Engaging all the developmental domains when planning for children’s experiences is a worthy goal for early learning teachers. As a foundational perspective, developmental domains are a good starting point but can be limiting when seeking to see the full potential of children and curriculum possibilities. Another perspective is to consider critical learning areas when programming. For a comprehensive program plan, children’s development and learning must be considered in tandem. When early learning teachers plan with intention, they can also provide experiences focused on multiple critical learning areas as well as domains. Recently I have been presenting workshops inspired by the wonderful book by Beth Ferry and illustrated by Tom Lichtenheld called Stick and Stone. During the experience I invite participants to play with natural materials and to consider the critical learning areas of Science, Technology, Engineering, Arts and Math.


Play is the vehicle for all learning and development in the early years. Through play, children gain life-long skills that support their development and learning. Adults too, need to play in order to support children’s play. Play is not frivolous. It is through play that children will have authentic, fun and self-chosen experiences in critical learning areas. An interesting way to consider critical learning areas is to focus on the acronyms of STEM, STEAM and STREAM.



STEM – Science, Technology, Engineering and Math.

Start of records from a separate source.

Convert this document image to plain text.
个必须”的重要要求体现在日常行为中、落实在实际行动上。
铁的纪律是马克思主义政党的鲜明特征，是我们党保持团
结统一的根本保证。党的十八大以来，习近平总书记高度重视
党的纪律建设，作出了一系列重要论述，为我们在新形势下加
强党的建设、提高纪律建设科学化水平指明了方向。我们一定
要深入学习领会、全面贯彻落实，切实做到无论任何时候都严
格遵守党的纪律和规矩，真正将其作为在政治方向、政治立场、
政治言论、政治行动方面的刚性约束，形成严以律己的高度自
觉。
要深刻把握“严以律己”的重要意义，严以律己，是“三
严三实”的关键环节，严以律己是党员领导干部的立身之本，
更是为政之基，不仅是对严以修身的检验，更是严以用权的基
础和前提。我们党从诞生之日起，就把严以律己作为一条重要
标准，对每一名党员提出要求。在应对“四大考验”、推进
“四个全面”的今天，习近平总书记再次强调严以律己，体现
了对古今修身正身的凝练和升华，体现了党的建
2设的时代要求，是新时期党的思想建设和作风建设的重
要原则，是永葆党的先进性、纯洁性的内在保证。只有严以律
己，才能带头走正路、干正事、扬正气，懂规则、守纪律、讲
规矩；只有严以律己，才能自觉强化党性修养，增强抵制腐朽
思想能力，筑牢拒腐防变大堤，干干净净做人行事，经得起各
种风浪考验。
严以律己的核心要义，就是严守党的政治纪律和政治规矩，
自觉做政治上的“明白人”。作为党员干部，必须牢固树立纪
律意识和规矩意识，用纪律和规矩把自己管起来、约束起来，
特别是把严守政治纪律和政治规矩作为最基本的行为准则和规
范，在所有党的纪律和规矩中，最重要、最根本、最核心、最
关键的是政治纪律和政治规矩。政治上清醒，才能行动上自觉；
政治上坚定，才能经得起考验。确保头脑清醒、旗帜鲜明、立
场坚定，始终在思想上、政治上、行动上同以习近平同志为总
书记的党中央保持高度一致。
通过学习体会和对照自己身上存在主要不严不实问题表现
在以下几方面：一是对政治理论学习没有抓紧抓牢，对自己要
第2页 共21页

These have been considered core learning areas for the 21st century.

STEAM  – Advocates for arts-based learning have called for the integration of the Arts (Robelen, 2011).

STREAM – Now we have competing acronyms as others have called for the inclusion of reading and writing into the core learning areas.

I would like to add relationships to the mix. One of the key messages of the book Stick and Stone is  about relationships specifically friendships and bullying. So my question is – how about STRREAM? I would also suggest that if you follow the STRREAM outside you will see that learning and develop begins outdoors in nature! Children belong in nature; it is in their nature. Being able to play freely in and with nature is vital to children’s healthy development while supporting their learning in wondrous ways.



9 thoughts on “From STEM to STEAM to STREAM in ECE

  1. Acronyms can be confusing if you do not know their meanings but helpful in that it is easy to remember the letters and what they stand for. I love the movement from STEM to STEAM to STREAM and to take it further to include relationships and the outdoors, brilliant! Early childhood education is a field that always has new trends popping up but we cannot forget the bigger picture or the foundations that the trends may lead us away from. For example, sometimes the emphasis on taking children outside and play can take us away from story time and reading so I just love your STRREAM acronym that leads us outdoors and yet still includes science, technology, the arts and reading. And how can we ever forget the all important relationships. Wonderful.


  2. I propose a mash up


    Start with relationships, closely followed by self and collective expression through the arts. The rest will fall I to place if we get the first two right.Becky

    Liked by 1 person

  3. When I look at the images shared here, I think about our forest learning each day. This play is so important! And when we, as educators, observe this play, and at times, insert ourselves into it, we can also provide those questions/extensions that can help make the more obvious links to science, technology, math, and even, reading and writing. I cannot share enough how much this play means to my teaching partner and I, as well as to our students.